Youth advocates say poor parents or other family members often use their young relatives’ social security numbers out of economic necessity.

“It’s not family members going out to harm kids; it’s family members trying to provide the basic necessities,” said Cobbs. “But regardless of why they do it, out of need or something more sinister, the impact is the same.”

Recently, Gonzalez tried to buy a used car, but the dealer asked her for a large down payment because she had bad credit. “They wanted $6,000 down because I could not get financing,” she said. Gonzalez suspects that her credit history is hurting her with potential employers, too. Although she has applied for several retail jobs, she never gets called back. “I don’t really know what else it could be,” she said.

Credit problems aren’t the only worries of foster youth like Gonzalez. “In addition, they are at risk of predatory financial practices—from high interest car loans to unscrupulous for-profit universities,” Cobbs said. “Foster youth end up getting hit from all angles.”

Gonzalez had a full time job at a pet supply store for several years, but last year, a letter from the L.A. County Courts arrived at work. It said the county planned to begin garnishing her wages to cover an outstanding legal fee from a minor juvenile conviction. The fees have since been waived by a court, but her employer fired her several weeks after the letter arrived. “There was never any problem before,” Gonzalez says. “And then the letter came and they were looking for a reason to let me go.”

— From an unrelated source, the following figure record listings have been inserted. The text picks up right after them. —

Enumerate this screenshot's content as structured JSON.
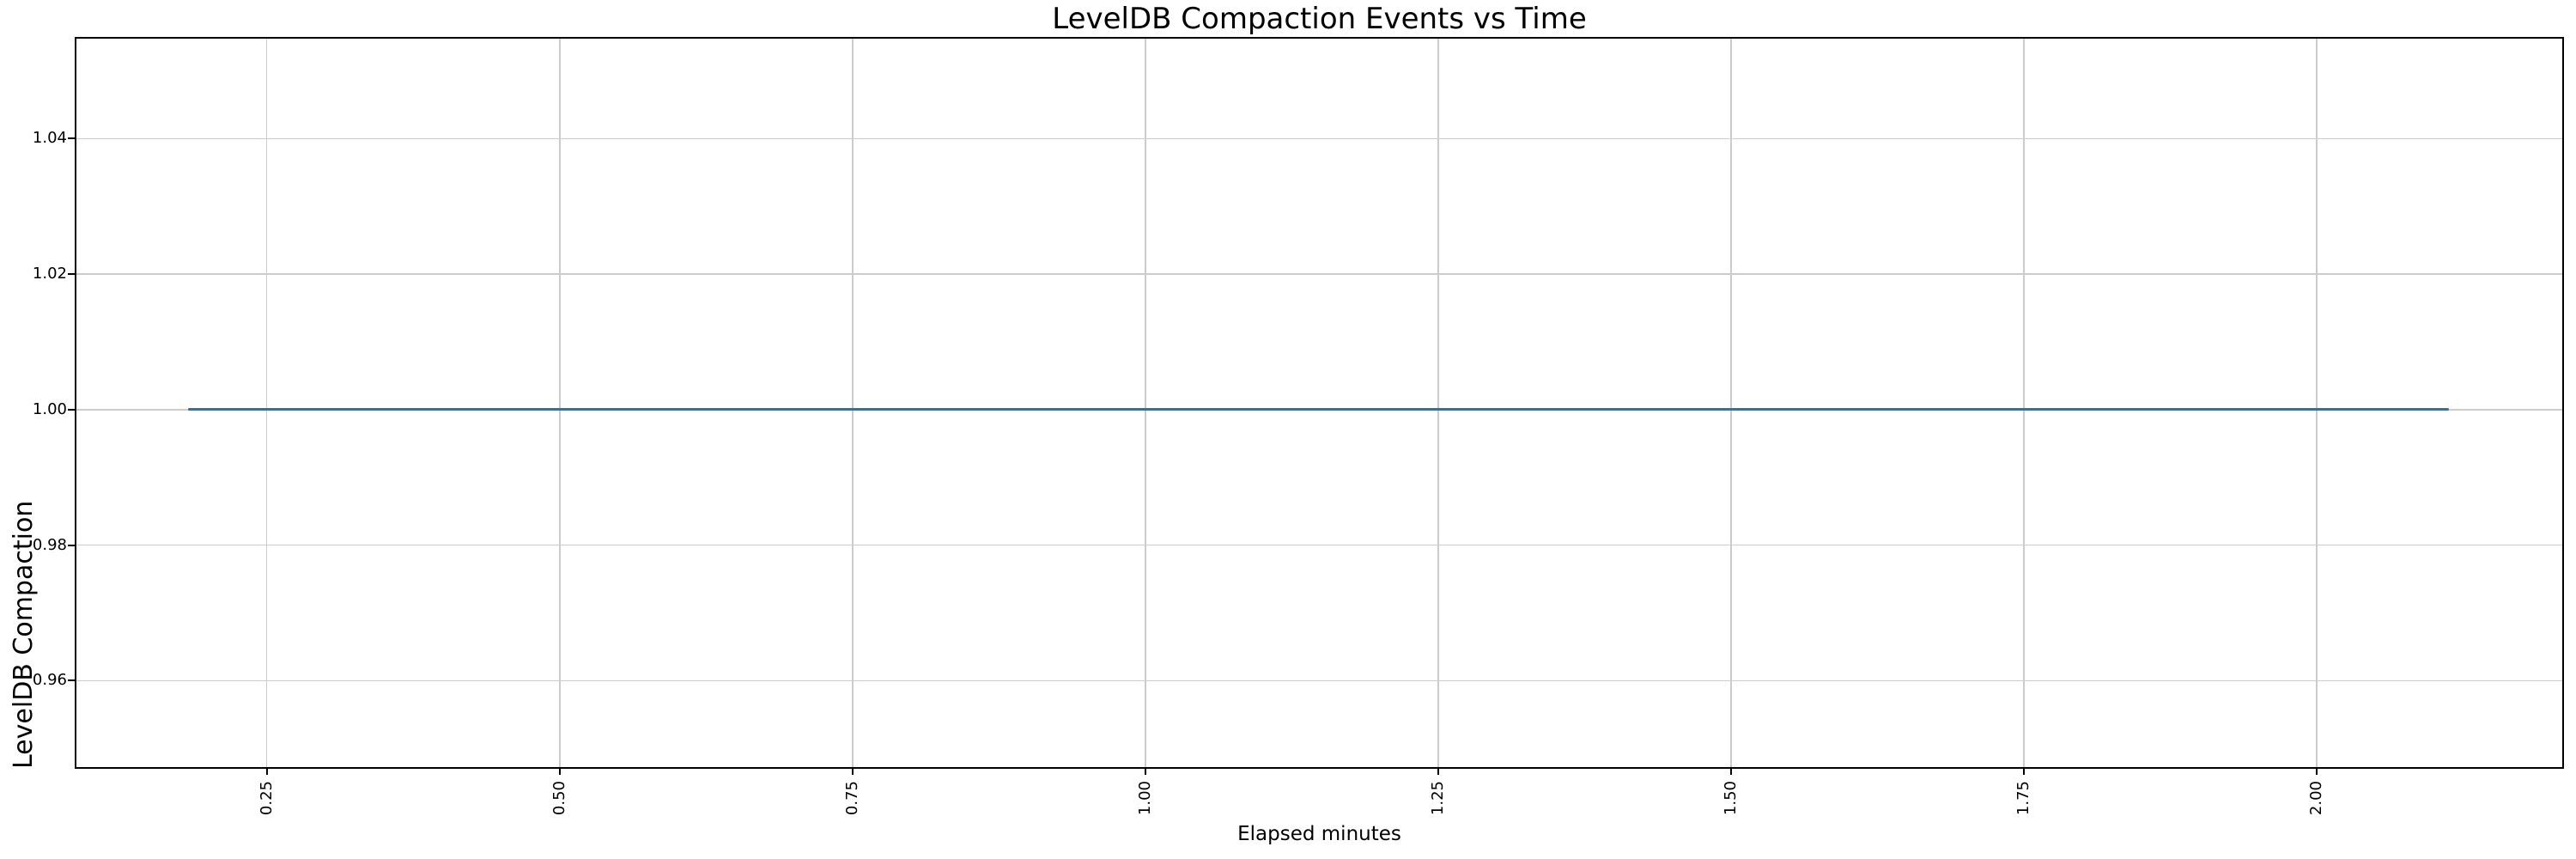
{
  "figure": {
    "title": "LevelDB Compaction Events vs Time",
    "xlabel": "Elapsed minutes",
    "ylabel": "LevelDB Compaction"
  },
  "chart_data": {
    "type": "line",
    "title": "LevelDB Compaction Events vs Time",
    "xlabel": "Elapsed minutes",
    "ylabel": "LevelDB Compaction",
    "x_tick_values": [
      0.25,
      0.5,
      0.75,
      1.0,
      1.25,
      1.5,
      1.75,
      2.0
    ],
    "x_tick_labels": [
      "0.25",
      "0.50",
      "0.75",
      "1.00",
      "1.25",
      "1.50",
      "1.75",
      "2.00"
    ],
    "y_tick_values": [
      0.96,
      0.98,
      1.0,
      1.02,
      1.04
    ],
    "y_tick_labels": [
      "0.96",
      "0.98",
      "1.00",
      "1.02",
      "1.04"
    ],
    "xlim": [
      0.086,
      2.211
    ],
    "ylim": [
      0.947,
      1.055
    ],
    "grid": true,
    "grid_color": "#cccccc",
    "legend": "none",
    "background": "#ffffff",
    "series": [
      {
        "name": "LevelDB Compaction",
        "color": "#1f77b4",
        "points": [
          {
            "x": 0.183,
            "y": 1.0
          },
          {
            "x": 2.113,
            "y": 1.0
          }
        ],
        "description": "Constant value 1.0 from ~0.18 to ~2.11 elapsed minutes"
      }
    ]
  }
}
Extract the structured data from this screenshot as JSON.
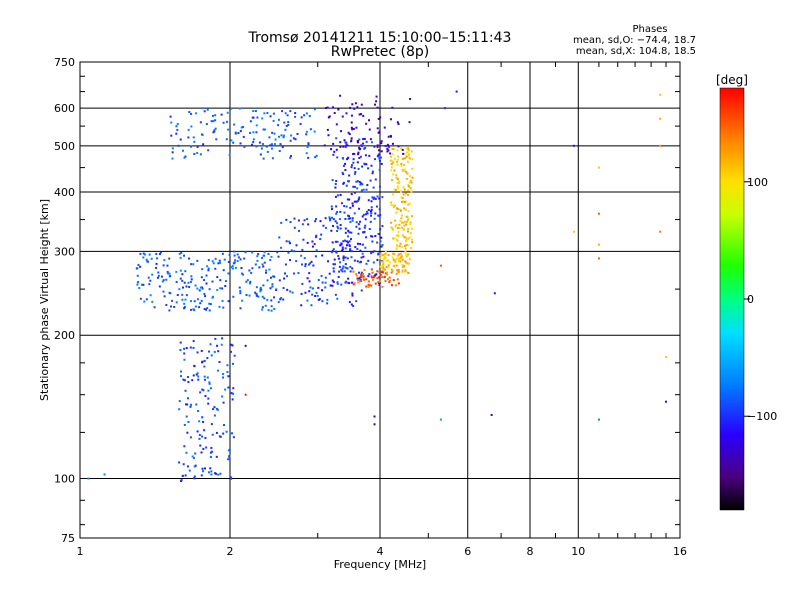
{
  "chart_data": {
    "type": "scatter",
    "title": "Tromsø 20141211 15:10:00–15:11:43",
    "subtitle": "RwPretec (8p)",
    "xlabel": "Frequency [MHz]",
    "ylabel": "Stationary phase Virtual Height [km]",
    "x_scale": "log",
    "y_scale": "log",
    "xlim": [
      1,
      16
    ],
    "ylim": [
      75,
      750
    ],
    "x_ticks": [
      1,
      2,
      4,
      6,
      8,
      10,
      16
    ],
    "x_tick_labels": [
      "1",
      "2",
      "4",
      "6",
      "8",
      "10",
      "16"
    ],
    "y_ticks": [
      75,
      100,
      200,
      300,
      400,
      500,
      600,
      750
    ],
    "y_tick_labels": [
      "75",
      "100",
      "200",
      "300",
      "400",
      "500",
      "600",
      "750"
    ],
    "grid": true,
    "legend": {
      "title": "Phases",
      "lines": [
        "mean, sd,O: −74.4, 18.7",
        "mean, sd,X: 104.8, 18.5"
      ],
      "placement": "top-right"
    },
    "colorbar": {
      "label": "[deg]",
      "range": [
        -180,
        180
      ],
      "ticks": [
        100,
        0,
        -100
      ],
      "tick_labels": [
        "100",
        "0",
        "−100"
      ],
      "colormap": "rainbow"
    },
    "traces": [
      {
        "x": [
          1.58,
          2.05
        ],
        "y": [
          98,
          200
        ],
        "phase": -90,
        "count": 160
      },
      {
        "x": [
          1.3,
          2.5
        ],
        "y": [
          225,
          300
        ],
        "phase": -85,
        "count": 240
      },
      {
        "x": [
          2.5,
          3.7
        ],
        "y": [
          230,
          360
        ],
        "phase": -95,
        "count": 160
      },
      {
        "x": [
          3.2,
          4.05
        ],
        "y": [
          255,
          520
        ],
        "phase": -100,
        "count": 260
      },
      {
        "x": [
          3.5,
          4.4
        ],
        "y": [
          252,
          275
        ],
        "phase": 150,
        "count": 60
      },
      {
        "x": [
          4.0,
          4.6
        ],
        "y": [
          270,
          300
        ],
        "phase": 110,
        "count": 80
      },
      {
        "x": [
          4.2,
          4.65
        ],
        "y": [
          300,
          500
        ],
        "phase": 110,
        "count": 160
      },
      {
        "x": [
          1.5,
          3.0
        ],
        "y": [
          470,
          600
        ],
        "phase": -85,
        "count": 150
      },
      {
        "x": [
          3.0,
          4.6
        ],
        "y": [
          480,
          640
        ],
        "phase": -130,
        "count": 90
      }
    ],
    "isolated_points": [
      {
        "x": 1.04,
        "y": 100,
        "phase": -60
      },
      {
        "x": 1.12,
        "y": 102,
        "phase": -70
      },
      {
        "x": 1.8,
        "y": 228,
        "phase": -90
      },
      {
        "x": 2.15,
        "y": 190,
        "phase": -130
      },
      {
        "x": 2.15,
        "y": 150,
        "phase": 170
      },
      {
        "x": 3.9,
        "y": 135,
        "phase": -120
      },
      {
        "x": 3.9,
        "y": 130,
        "phase": -140
      },
      {
        "x": 5.3,
        "y": 133,
        "phase": -60
      },
      {
        "x": 5.4,
        "y": 600,
        "phase": -100
      },
      {
        "x": 5.7,
        "y": 650,
        "phase": -110
      },
      {
        "x": 5.3,
        "y": 280,
        "phase": 150
      },
      {
        "x": 6.8,
        "y": 245,
        "phase": -110
      },
      {
        "x": 6.7,
        "y": 136,
        "phase": -130
      },
      {
        "x": 9.8,
        "y": 500,
        "phase": -110
      },
      {
        "x": 9.8,
        "y": 330,
        "phase": 110
      },
      {
        "x": 11.0,
        "y": 450,
        "phase": 110
      },
      {
        "x": 11.0,
        "y": 360,
        "phase": 150
      },
      {
        "x": 11.0,
        "y": 290,
        "phase": 150
      },
      {
        "x": 11.0,
        "y": 310,
        "phase": 120
      },
      {
        "x": 11.0,
        "y": 133,
        "phase": -70
      },
      {
        "x": 14.6,
        "y": 640,
        "phase": 110
      },
      {
        "x": 14.6,
        "y": 570,
        "phase": 120
      },
      {
        "x": 14.6,
        "y": 500,
        "phase": 130
      },
      {
        "x": 14.6,
        "y": 330,
        "phase": 140
      },
      {
        "x": 15.0,
        "y": 180,
        "phase": 110
      },
      {
        "x": 15.0,
        "y": 145,
        "phase": -110
      }
    ]
  }
}
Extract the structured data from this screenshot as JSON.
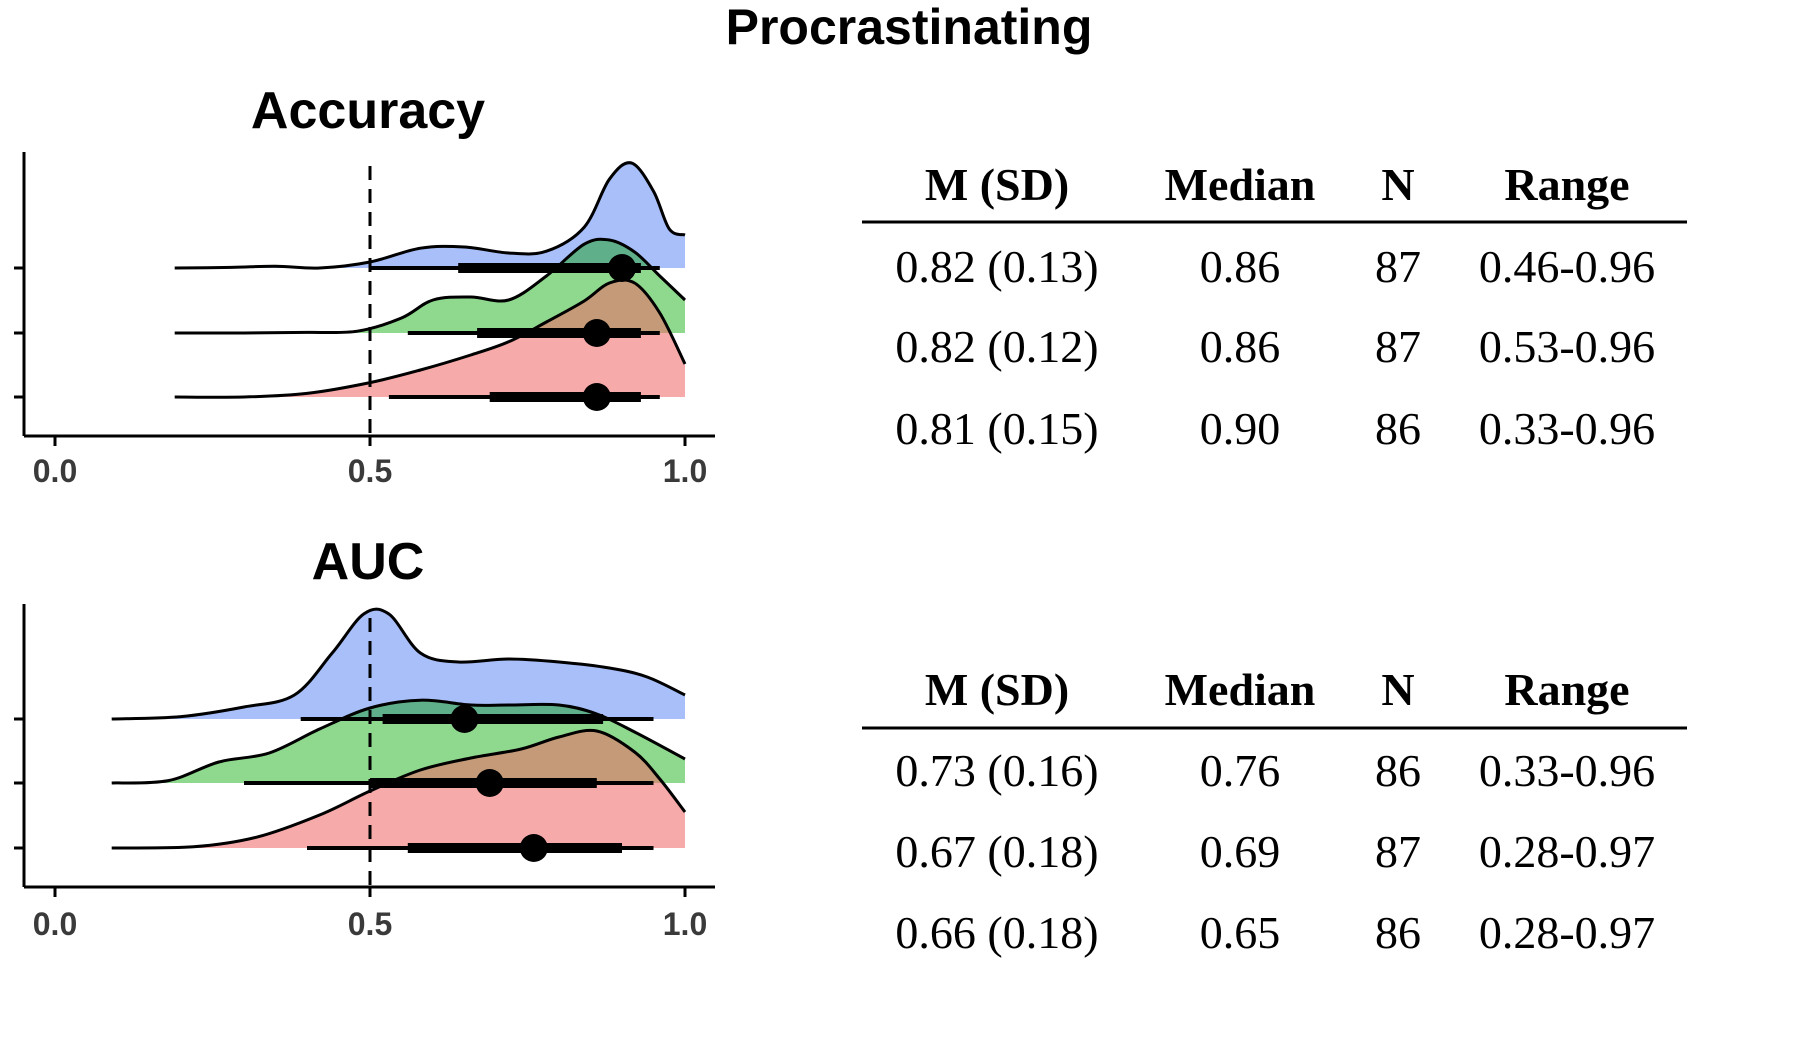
{
  "figure_title": "Procrastinating",
  "colors": {
    "series_top": "#a8bff9",
    "series_middle": "#8fd98f",
    "series_bottom": "#f7aaaa",
    "overlap_top_middle": "#5fb08a",
    "overlap_middle_bottom": "#c49a78",
    "outline": "#000000",
    "reference_line": "#000000"
  },
  "chart_data": [
    {
      "type": "ridgeline",
      "title": "Accuracy",
      "xlim": [
        0.0,
        1.0
      ],
      "x_ticks": [
        "0.0",
        "0.5",
        "1.0"
      ],
      "reference_line_x": 0.5,
      "grid": false,
      "legend": "none",
      "series": [
        {
          "color": "series_top",
          "density": [
            [
              0.19,
              0.0
            ],
            [
              0.28,
              0.01
            ],
            [
              0.35,
              0.03
            ],
            [
              0.42,
              0.0
            ],
            [
              0.5,
              0.1
            ],
            [
              0.58,
              0.33
            ],
            [
              0.65,
              0.35
            ],
            [
              0.72,
              0.25
            ],
            [
              0.78,
              0.28
            ],
            [
              0.84,
              0.68
            ],
            [
              0.88,
              1.48
            ],
            [
              0.915,
              1.75
            ],
            [
              0.95,
              1.28
            ],
            [
              0.975,
              0.65
            ],
            [
              1.0,
              0.55
            ]
          ],
          "point": 0.9,
          "interval_thick": [
            0.64,
            0.93
          ],
          "interval_thin": [
            0.5,
            0.96
          ]
        },
        {
          "color": "series_middle",
          "density": [
            [
              0.19,
              0.0
            ],
            [
              0.3,
              0.0
            ],
            [
              0.4,
              0.01
            ],
            [
              0.48,
              0.03
            ],
            [
              0.55,
              0.25
            ],
            [
              0.6,
              0.55
            ],
            [
              0.66,
              0.6
            ],
            [
              0.72,
              0.55
            ],
            [
              0.78,
              0.95
            ],
            [
              0.84,
              1.48
            ],
            [
              0.88,
              1.55
            ],
            [
              0.92,
              1.35
            ],
            [
              0.96,
              0.95
            ],
            [
              1.0,
              0.55
            ]
          ],
          "point": 0.86,
          "interval_thick": [
            0.67,
            0.93
          ],
          "interval_thin": [
            0.56,
            0.96
          ]
        },
        {
          "color": "series_bottom",
          "density": [
            [
              0.19,
              0.0
            ],
            [
              0.3,
              0.0
            ],
            [
              0.4,
              0.06
            ],
            [
              0.5,
              0.24
            ],
            [
              0.58,
              0.45
            ],
            [
              0.66,
              0.7
            ],
            [
              0.72,
              0.92
            ],
            [
              0.78,
              1.25
            ],
            [
              0.84,
              1.6
            ],
            [
              0.88,
              1.9
            ],
            [
              0.92,
              1.9
            ],
            [
              0.96,
              1.4
            ],
            [
              1.0,
              0.55
            ]
          ],
          "point": 0.86,
          "interval_thick": [
            0.69,
            0.93
          ],
          "interval_thin": [
            0.53,
            0.96
          ]
        }
      ],
      "table": {
        "columns": [
          "M (SD)",
          "Median",
          "N",
          "Range"
        ],
        "rows": [
          [
            "0.82 (0.13)",
            "0.86",
            "87",
            "0.46-0.96"
          ],
          [
            "0.82 (0.12)",
            "0.86",
            "87",
            "0.53-0.96"
          ],
          [
            "0.81 (0.15)",
            "0.90",
            "86",
            "0.33-0.96"
          ]
        ]
      }
    },
    {
      "type": "ridgeline",
      "title": "AUC",
      "xlim": [
        0.0,
        1.0
      ],
      "x_ticks": [
        "0.0",
        "0.5",
        "1.0"
      ],
      "reference_line_x": 0.5,
      "grid": false,
      "legend": "none",
      "series": [
        {
          "color": "series_top",
          "density": [
            [
              0.09,
              0.0
            ],
            [
              0.2,
              0.04
            ],
            [
              0.3,
              0.2
            ],
            [
              0.38,
              0.4
            ],
            [
              0.44,
              1.1
            ],
            [
              0.49,
              1.75
            ],
            [
              0.53,
              1.75
            ],
            [
              0.58,
              1.1
            ],
            [
              0.64,
              0.95
            ],
            [
              0.72,
              1.0
            ],
            [
              0.8,
              0.95
            ],
            [
              0.88,
              0.85
            ],
            [
              0.94,
              0.7
            ],
            [
              1.0,
              0.4
            ]
          ],
          "point": 0.65,
          "interval_thick": [
            0.52,
            0.87
          ],
          "interval_thin": [
            0.39,
            0.95
          ]
        },
        {
          "color": "series_middle",
          "density": [
            [
              0.09,
              0.0
            ],
            [
              0.18,
              0.04
            ],
            [
              0.26,
              0.35
            ],
            [
              0.34,
              0.5
            ],
            [
              0.42,
              0.9
            ],
            [
              0.5,
              1.25
            ],
            [
              0.58,
              1.38
            ],
            [
              0.66,
              1.3
            ],
            [
              0.72,
              1.3
            ],
            [
              0.8,
              1.3
            ],
            [
              0.86,
              1.15
            ],
            [
              0.92,
              0.85
            ],
            [
              1.0,
              0.4
            ]
          ],
          "point": 0.69,
          "interval_thick": [
            0.5,
            0.86
          ],
          "interval_thin": [
            0.3,
            0.95
          ]
        },
        {
          "color": "series_bottom",
          "density": [
            [
              0.09,
              0.0
            ],
            [
              0.22,
              0.02
            ],
            [
              0.32,
              0.18
            ],
            [
              0.42,
              0.55
            ],
            [
              0.5,
              0.95
            ],
            [
              0.58,
              1.3
            ],
            [
              0.66,
              1.5
            ],
            [
              0.74,
              1.65
            ],
            [
              0.8,
              1.85
            ],
            [
              0.86,
              1.95
            ],
            [
              0.92,
              1.6
            ],
            [
              0.96,
              1.15
            ],
            [
              1.0,
              0.6
            ]
          ],
          "point": 0.76,
          "interval_thick": [
            0.56,
            0.9
          ],
          "interval_thin": [
            0.4,
            0.95
          ]
        }
      ],
      "table": {
        "columns": [
          "M (SD)",
          "Median",
          "N",
          "Range"
        ],
        "rows": [
          [
            "0.73 (0.16)",
            "0.76",
            "86",
            "0.33-0.96"
          ],
          [
            "0.67 (0.18)",
            "0.69",
            "87",
            "0.28-0.97"
          ],
          [
            "0.66 (0.18)",
            "0.65",
            "86",
            "0.28-0.97"
          ]
        ]
      }
    }
  ]
}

Gonzalez has other credit issues too. The only thing on her report that she’s actually responsible for is $1,000 in debt to Everest College, a for-profit intuition that has come under investigation from the U.S. Department of Education, the U.S. Consumer Financial Protection Bureau and attorneys general in a dozen states over whether the schools lied about student job placement and completion rates. In June, federal officials froze the payout of government education subsidies to Everest’s parent company, leading to announcements that dozens of campuses will be sold or closed. Though the company is in crisis, Gonzalez, who never graduated from Everest, still owes the institution money.

According to child advocates, many foster youth attend for-profit universities because of promises of fast access to a career. Though records from the state of California show that just 6 percent of federal education grants for foster youth in California—usually $5,000 annually—went to for-profit institutions, many foster youth who are eligible for these grants don’t learn of them, and end up in debt without a degree to show for it.

Now, with only a part-time job, Gonzalez has paid the last three months rent using money from her 2013 tax return, but that’s gone. She’s not sure how she’ll pay next month’s rent.

Lenique Carter is still having trouble with housing, too. Last week, she applied for another apartment and was turned down.

“Honestly, I have not had a good night sleep where I can wake up and say, ‘oh good morning everybody,’ well, it’s been years,” Carter said. “I’d like a place to be able to do that in.”

This story was produced with support from the independent Economic Hardship Reporting Project, a journalism non-profit dedicated to stories about inequality.